Dictatorship by Ayana V Jackson

The strength radiating from this piece by Ayana V. Jackson really needs to be experienced in real life. It’s as if the woman is simultaneously daring you to look and commanding you to look away. Ayana is from New Jersey, USA but lives and works in Johannesburg, Paris and New York. Her work explores Africa and the African diaspora through both reportage and studio photography as well as collage.

“Untitled (Musclemen series)” by Leonce Raphael Agbodjélou

Untitled (Musclemen series) by Leonce Raphael Agbodjelou

This photograph by Leonce Raphael Agbodjélou an incredibly layered piece of art. Leonce travelled around Benin with his father, the famous studio photographer Joseph Moise Agbodjelou, taking portrait photographs. The ‘musclemen’ in the picture are actual bodybuilders in Porto-Novo. The series has been interpreted in a number of ways, but I view it as a testament to the potential for masculinity to be beautiful.
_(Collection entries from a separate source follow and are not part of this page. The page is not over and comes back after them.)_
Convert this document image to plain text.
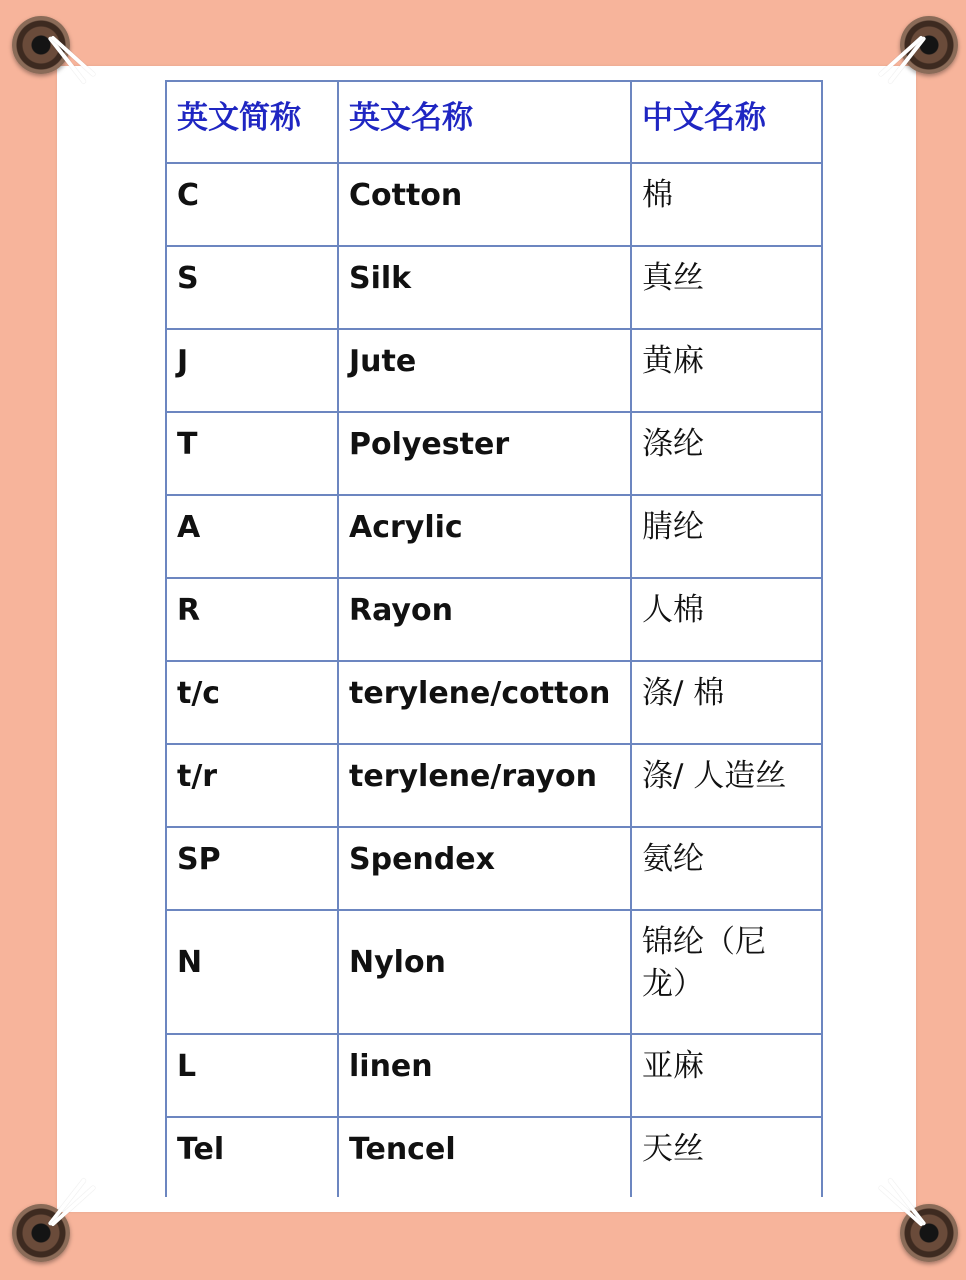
英文简称	英文名称	中文名称
C	Cotton	棉
S	Silk	真丝
J	Jute	黄麻
T	Polyester	涤纶
A	Acrylic	腈纶
R	Rayon	人棉
t/c	terylene/cotton	涤/ 棉
t/r	terylene/rayon	涤/ 人造丝
SP	Spendex	氨纶
N	Nylon	锦纶（尼龙）
L	linen	亚麻
Tel	Tencel	天丝
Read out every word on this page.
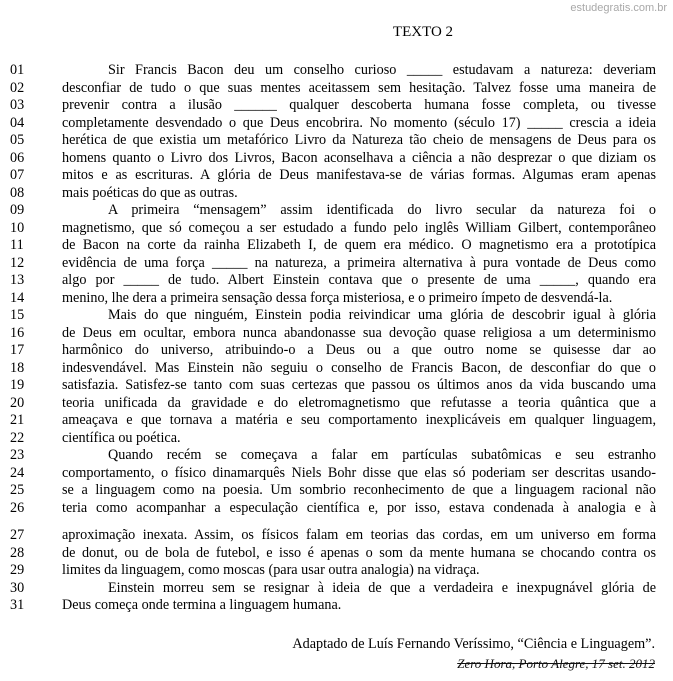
estudegratis.com.br
TEXTO 2
01	Sir Francis Bacon deu um conselho curioso _____ estudavam a natureza: deveriam
02	desconfiar de tudo o que suas mentes aceitassem sem hesitação. Talvez fosse uma maneira de
03	prevenir contra a ilusão ______ qualquer descoberta humana fosse completa, ou tivesse
04	completamente desvendado o que Deus encobrira. No momento (século 17) _____ crescia a ideia
05	herética de que existia um metafórico Livro da Natureza tão cheio de mensagens de Deus para os
06	homens quanto o Livro dos Livros, Bacon aconselhava a ciência a não desprezar o que diziam os
07	mitos e as escrituras. A glória de Deus manifestava-se de várias formas. Algumas eram apenas
08	mais poéticas do que as outras.
09	A primeira “mensagem” assim identificada do livro secular da natureza foi o
10	magnetismo, que só começou a ser estudado a fundo pelo inglês William Gilbert, contemporâneo
11	de Bacon na corte da rainha Elizabeth I, de quem era médico. O magnetismo era a prototípica
12	evidência de uma força _____ na natureza, a primeira alternativa à pura vontade de Deus como
13	algo por _____ de tudo. Albert Einstein contava que o presente de uma _____, quando era
14	menino, lhe dera a primeira sensação dessa força misteriosa, e o primeiro ímpeto de desvendá-la.
15	Mais do que ninguém, Einstein podia reivindicar uma glória de descobrir igual à glória
16	de Deus em ocultar, embora nunca abandonasse sua devoção quase religiosa a um determinismo
17	harmônico do universo, atribuindo-o a Deus ou a que outro nome se quisesse dar ao
18	indesvendável. Mas Einstein não seguiu o conselho de Francis Bacon, de desconfiar do que o
19	satisfazia. Satisfez-se tanto com suas certezas que passou os últimos anos da vida buscando uma
20	teoria unificada da gravidade e do eletromagnetismo que refutasse a teoria quântica que a
21	ameaçava e que tornava a matéria e seu comportamento inexplicáveis em qualquer linguagem,
22	científica ou poética.
23	Quando recém se começava a falar em partículas subatômicas e seu estranho
24	comportamento, o físico dinamarquês Niels Bohr disse que elas só poderiam ser descritas usando-
25	se a linguagem como na poesia. Um sombrio reconhecimento de que a linguagem racional não
26	teria como acompanhar a especulação científica e, por isso, estava condenada à analogia e à
27	aproximação inexata. Assim, os físicos falam em teorias das cordas, em um universo em forma
28	de donut, ou de bola de futebol, e isso é apenas o som da mente humana se chocando contra os
29	limites da linguagem, como moscas (para usar outra analogia) na vidraça.
30	Einstein morreu sem se resignar à ideia de que a verdadeira e inexpugnável glória de
31	Deus começa onde termina a linguagem humana.
Adaptado de Luís Fernando Veríssimo, “Ciência e Linguagem”.
Zero Hora, Porto Alegre, 17 set. 2012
Whilst staged, the photograph is nonetheless full of truth.


“Rainbow Brigades V” by Ndidi Emefiele

Rainbow Brigades V by Ndidi Emefiele

This piece by Ndidi Emefiele is very close to being my favourite from the show. This mixed media painting is part of a series called Rainbow in which Ndidi uniquely depicts Nigerian women using compact disks and ankara fabric. Her use of recycled materials makes me think this painting, and the others in the series, strive to create a renewed image of Nigerian women.